The current Church of St Mary the Virgin, Fawley, designed in 1864 and built in 1865-6, replaced an earlier medieval church a short distance to the south-east. The church was commissioned from G E Street by Blanche Wroughton of Woolley Park, Chaddlesworth, as a memorial to her husband Philip, who had employed Street at nearby Brightwalton in 1861. Street had built and added to a number of churches in Berkshire during the 1850s, including adding a chancel to the Church of St Andrew, Chaddleworth, for Bartholomew Wroughton, Philip’s brother, in 1854. The Manor of Fawley had belonged to the Wroughton family and their ancestors since the late C18. The cost of the new church at Fawley was about £3,500. The old church was pulled down in 1866; Street wrote that it had ‘no features of interest, save the old columns and arches which will be restored in the new church’, but it appears that only the capitals of the arcade’s western responds were re-used.

George Edmund Street (1824-1881) was one of the most distinguished church architects of the mid to late C19, though his best-known work is perhaps the Royal Courts of Justice in London (1874-82). From 1844 to 1849 Street was employed in the office of George Gilbert Scott, after which he established his own practice. An architectural theorist as well as an architect, Street’s writing and buildings were hugely influential in forming the eclectic visual language of High Victorian architecture. Street’s churches, from the early 1850s, drew significantly on early French Gothic, St Mary Fawley, being an example of this. The church has been described as bearing ‘the challenging countenance of a small Continental fortress’ (Howell and Sutton, 'The Faber Guide to Victorian Churches'); the feature of the towering apse, used elsewhere by Street, notably at All Saints, Denstone (1860-2), is made the more imposing by its elevated position above a spur of the Berkshire Downs. The church was originally designed with the porch and tower to the north; as built, these features are to the south.

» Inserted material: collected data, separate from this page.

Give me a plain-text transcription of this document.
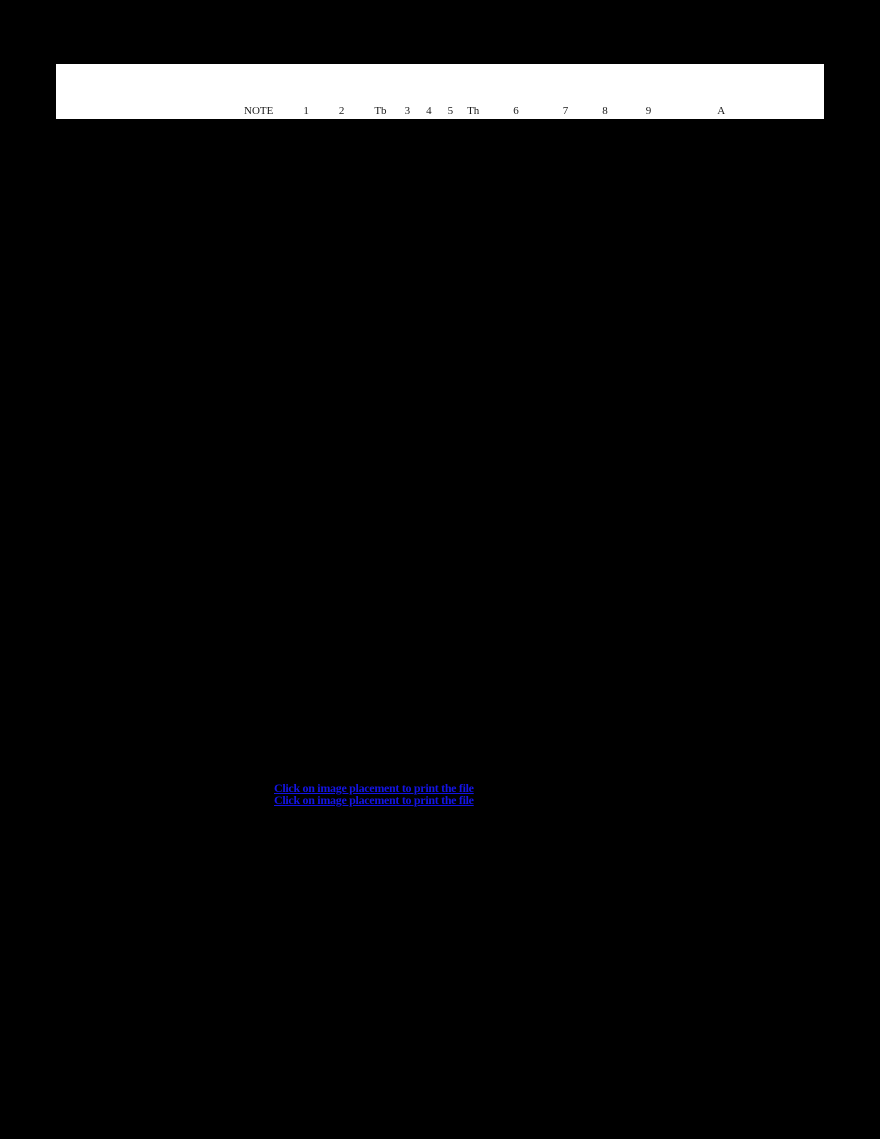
NOTE	1	2	Tb 3 4 5 Th	6	7	8	9	A
Click on image placement to print the file
Click on image placement to print the file
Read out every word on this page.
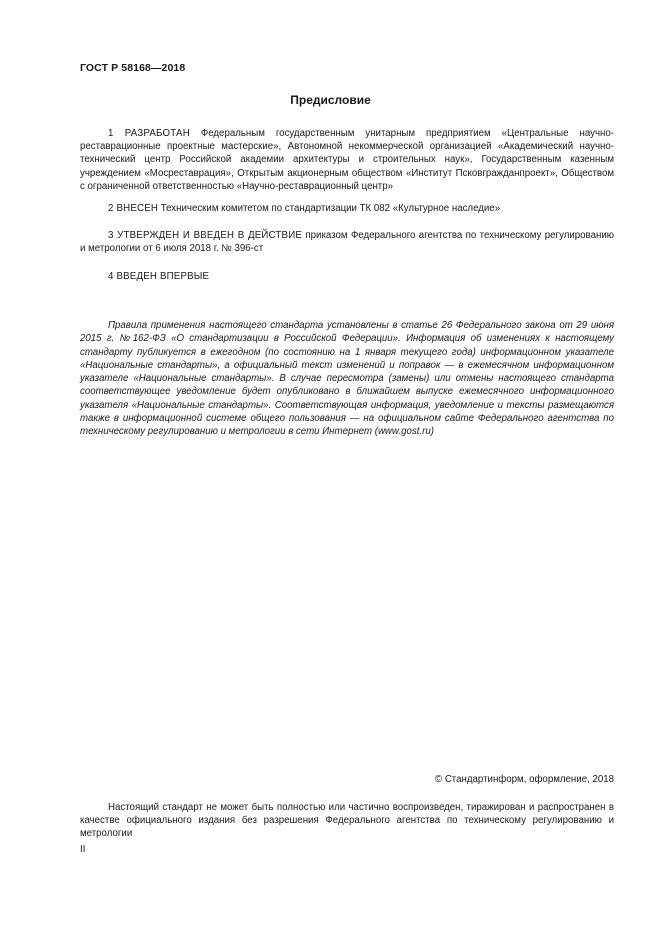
ГОСТ Р 58168—2018
Предисловие

1 РАЗРАБОТАН Федеральным государственным унитарным предприятием «Центральные научно-реставрационные проектные мастерские», Автономной некоммерческой организацией «Академический научно-технический центр Российской академии архитектуры и строительных наук», Государственным казенным учреждением «Мосреставрация», Открытым акционерным обществом «Институт Псковгражданпроект», Обществом с ограниченной ответственностью «Научно-реставрационный центр»

2 ВНЕСЕН Техническим комитетом по стандартизации ТК 082 «Культурное наследие»

3 УТВЕРЖДЕН И ВВЕДЕН В ДЕЙСТВИЕ приказом Федерального агентства по техническому регулированию и метрологии от 6 июля 2018 г. № 396-ст

4 ВВЕДЕН ВПЕРВЫЕ

Правила применения настоящего стандарта установлены в статье 26 Федерального закона от 29 июня 2015 г. №162-ФЗ «О стандартизации в Российской Федерации». Информация об изменениях к настоящему стандарту публикуется в ежегодном (по состоянию на 1 января текущего года) информационном указателе «Национальные стандарты», а официальный текст изменений и поправок — в ежемесячном информационном указателе «Национальные стандарты». В случае пересмотра (замены) или отмены настоящего стандарта соответствующее уведомление будет опубликовано в ближайшем выпуске ежемесячного информационного указателя «Национальные стандарты». Соответствующая информация, уведомление и тексты размещаются также в информационной системе общего пользования — на официальном сайте Федерального агентства по техническому регулированию и метрологии в сети Интернет (www.gost.ru)

© Стандартинформ, оформление, 2018

Настоящий стандарт не может быть полностью или частично воспроизведен, тиражирован и распространен в качестве официального издания без разрешения Федерального агентства по техническому регулированию и метрологии

II
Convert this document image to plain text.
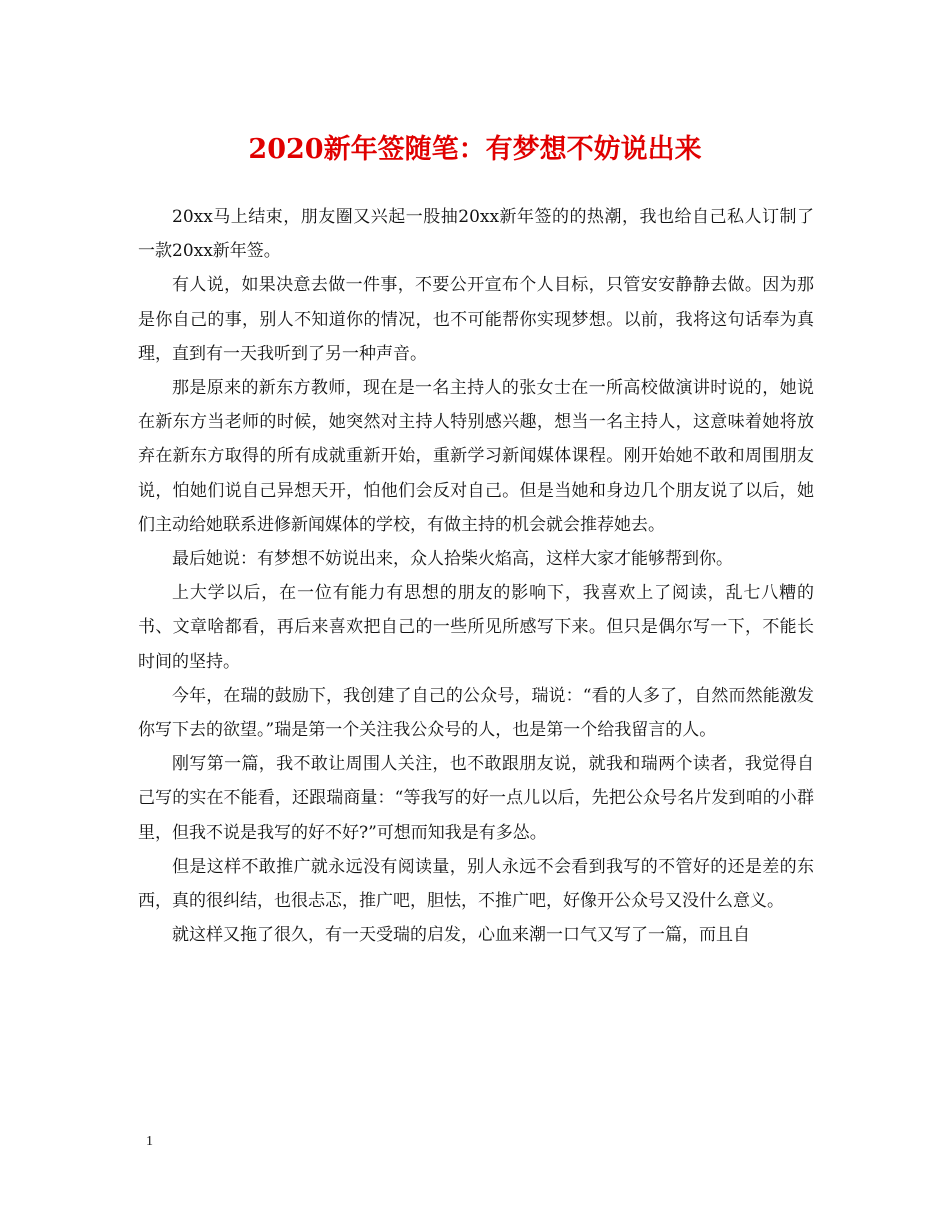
2020新年签随笔：有梦想不妨说出来

20xx马上结束，朋友圈又兴起一股抽20xx新年签的的热潮，我也给自己私人订制了一款20xx新年签。

有人说，如果决意去做一件事，不要公开宣布个人目标，只管安安静静去做。因为那是你自己的事，别人不知道你的情况，也不可能帮你实现梦想。以前，我将这句话奉为真理，直到有一天我听到了另一种声音。

那是原来的新东方教师，现在是一名主持人的张女士在一所高校做演讲时说的，她说在新东方当老师的时候，她突然对主持人特别感兴趣，想当一名主持人，这意味着她将放弃在新东方取得的所有成就重新开始，重新学习新闻媒体课程。刚开始她不敢和周围朋友说，怕她们说自己异想天开，怕他们会反对自己。但是当她和身边几个朋友说了以后，她们主动给她联系进修新闻媒体的学校，有做主持的机会就会推荐她去。

最后她说：有梦想不妨说出来，众人拾柴火焰高，这样大家才能够帮到你。

上大学以后，在一位有能力有思想的朋友的影响下，我喜欢上了阅读，乱七八糟的书、文章啥都看，再后来喜欢把自己的一些所见所感写下来。但只是偶尔写一下，不能长时间的坚持。

今年，在瑞的鼓励下，我创建了自己的公众号，瑞说：“看的人多了，自然而然能激发你写下去的欲望。”瑞是第一个关注我公众号的人，也是第一个给我留言的人。

刚写第一篇，我不敢让周围人关注，也不敢跟朋友说，就我和瑞两个读者，我觉得自己写的实在不能看，还跟瑞商量：“等我写的好一点儿以后，先把公众号名片发到咱的小群里，但我不说是我写的好不好?”可想而知我是有多怂。

但是这样不敢推广就永远没有阅读量，别人永远不会看到我写的不管好的还是差的东西，真的很纠结，也很忐忑，推广吧，胆怯，不推广吧，好像开公众号又没什么意义。

就这样又拖了很久，有一天受瑞的启发，心血来潮一口气又写了一篇，而且自

1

The former school (1861) and former parsonage (1862), standing to the west of the church, are by John Money and Son of Newbury.

Reasons for Listing


The Church of St Mary, Fawley, built in 1865-6, by G E Street for Blanche Wroughton of Woolley Park, is listed at Grade II* for the following principal reasons:

Architectural interest:
* As a particularly fine church by one of Victorian England’s most distinguished ecclesiastical architects;
* As a serious essay in C13 Anglo-French Gothic, demonstrating both Street’s facility in that idiom, and his idiosyncratic muscular approach;
* The dramatic internal space uses contrasts of light and volume to great effect;
* The church remains complete and largely unaltered;
* The church retains a complete set of contemporary fittings, all of high quality, introduced by Street.

Historical interest:
* For the association with the Wroughton family of nearby Woolley Hall, from whom Street received three church commissions in a decade; including the nearby church of All Saints, Brightwalton, which is also being recommended for upgrading to Grade II*.

Improved understanding:
* We are now able to provide a more detailed and accurate List entry, in line with current standards.